Monday, May 16, 2005

Catching up is Hard to Do

OK, so it's Neil Sadaka, not Paul Anka. But the two are virtually identical.

School is over for another year and my textbooks are safely on the shelf, where they will stay for the next 40 years. Someday I'll get tired of dusting them and will sell them at a garage sale, if such things still exist in 2045. Anyway, this all means that I can start blogging again, which is much more enjoyable than burying my face in this worthless object that purports to be an Algebra/Trig/Precalc textbook. I'm not going to sell this one at a garage sale. I'm going to burn it.

I missed out on quite a lot over the past 2 months. Terri Schiavo died, the Pope died, the Right split up, and the Left remained as fanatical as ever. I'm working on a string of posts to link these issues because they all are directly related. Until then, however, we have the juicy story about the absence of anything approaching journalism over at Newsweak.

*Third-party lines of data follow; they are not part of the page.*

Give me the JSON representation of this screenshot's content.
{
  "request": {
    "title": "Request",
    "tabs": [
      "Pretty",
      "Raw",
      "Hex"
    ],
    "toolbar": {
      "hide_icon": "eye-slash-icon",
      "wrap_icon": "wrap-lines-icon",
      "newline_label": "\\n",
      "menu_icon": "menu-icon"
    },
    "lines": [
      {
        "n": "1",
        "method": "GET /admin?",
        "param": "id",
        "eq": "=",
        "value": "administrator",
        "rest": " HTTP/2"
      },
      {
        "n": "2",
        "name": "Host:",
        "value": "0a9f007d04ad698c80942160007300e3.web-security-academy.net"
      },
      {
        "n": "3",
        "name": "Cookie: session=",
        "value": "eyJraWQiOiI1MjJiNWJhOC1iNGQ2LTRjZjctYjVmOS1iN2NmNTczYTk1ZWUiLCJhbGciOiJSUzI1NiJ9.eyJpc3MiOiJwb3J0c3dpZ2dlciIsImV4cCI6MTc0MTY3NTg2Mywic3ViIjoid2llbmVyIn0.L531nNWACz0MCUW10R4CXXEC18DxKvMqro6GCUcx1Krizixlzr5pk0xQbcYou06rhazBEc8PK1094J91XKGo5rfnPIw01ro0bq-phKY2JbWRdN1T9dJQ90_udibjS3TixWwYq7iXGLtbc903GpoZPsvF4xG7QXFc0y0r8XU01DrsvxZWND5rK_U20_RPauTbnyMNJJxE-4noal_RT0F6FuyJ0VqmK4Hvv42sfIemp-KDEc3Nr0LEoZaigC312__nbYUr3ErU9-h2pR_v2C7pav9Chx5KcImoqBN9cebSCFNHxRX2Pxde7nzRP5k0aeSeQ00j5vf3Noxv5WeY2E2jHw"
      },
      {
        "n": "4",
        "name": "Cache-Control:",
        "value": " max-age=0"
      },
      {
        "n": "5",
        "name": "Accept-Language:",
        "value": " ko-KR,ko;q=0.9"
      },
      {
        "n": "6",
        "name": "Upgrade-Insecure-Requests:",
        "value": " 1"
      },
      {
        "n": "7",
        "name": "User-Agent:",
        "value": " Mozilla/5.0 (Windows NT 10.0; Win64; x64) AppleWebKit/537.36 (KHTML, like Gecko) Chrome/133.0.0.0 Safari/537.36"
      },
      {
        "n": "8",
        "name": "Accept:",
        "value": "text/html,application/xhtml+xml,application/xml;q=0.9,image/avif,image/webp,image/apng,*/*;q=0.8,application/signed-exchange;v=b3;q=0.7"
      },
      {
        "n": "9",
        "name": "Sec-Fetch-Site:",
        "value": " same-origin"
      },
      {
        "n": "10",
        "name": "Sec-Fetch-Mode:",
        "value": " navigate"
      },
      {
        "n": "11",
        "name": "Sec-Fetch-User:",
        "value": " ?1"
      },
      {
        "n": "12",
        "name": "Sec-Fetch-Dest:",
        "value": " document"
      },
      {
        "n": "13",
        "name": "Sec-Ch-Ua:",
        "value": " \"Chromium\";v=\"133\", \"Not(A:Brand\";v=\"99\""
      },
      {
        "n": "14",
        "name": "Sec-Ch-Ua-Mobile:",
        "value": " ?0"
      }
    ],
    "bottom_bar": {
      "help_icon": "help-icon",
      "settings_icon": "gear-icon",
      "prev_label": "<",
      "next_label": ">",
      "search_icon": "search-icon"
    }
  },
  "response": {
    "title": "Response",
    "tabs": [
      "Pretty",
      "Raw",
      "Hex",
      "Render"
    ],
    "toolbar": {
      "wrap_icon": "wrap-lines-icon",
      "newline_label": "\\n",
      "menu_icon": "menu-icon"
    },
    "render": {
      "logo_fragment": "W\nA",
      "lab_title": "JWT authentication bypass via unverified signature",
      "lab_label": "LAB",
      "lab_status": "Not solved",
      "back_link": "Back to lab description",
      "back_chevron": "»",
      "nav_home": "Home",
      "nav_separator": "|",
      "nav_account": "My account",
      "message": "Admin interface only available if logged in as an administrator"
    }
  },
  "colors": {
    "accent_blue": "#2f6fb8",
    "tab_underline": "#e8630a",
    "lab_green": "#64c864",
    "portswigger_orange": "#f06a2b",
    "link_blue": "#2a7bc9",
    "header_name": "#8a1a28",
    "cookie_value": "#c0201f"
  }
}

Many theories have been proposed for the origin of Left-leaning bias in the media. Here's mine. In any given situation, there are two sides: the powerful and the powerless. The standard operating procedure of major media is to give much more credence to the powerless than to the powerful. When a journalist tells you he is impartial, he means that he uses his internal "balance meter" to correct the natural imbalance of the powerful and the powerless.

Modern journalism is not the pursuit of truth. It is the pursuit of a satisfying result—which is to say, a result that satisfies the journalist's internal moral compass. It's the same agitated fury at a perceived lack of equality that drives Obsessive-Compulsives to arrange their pencils by length. But journalists are paid for it.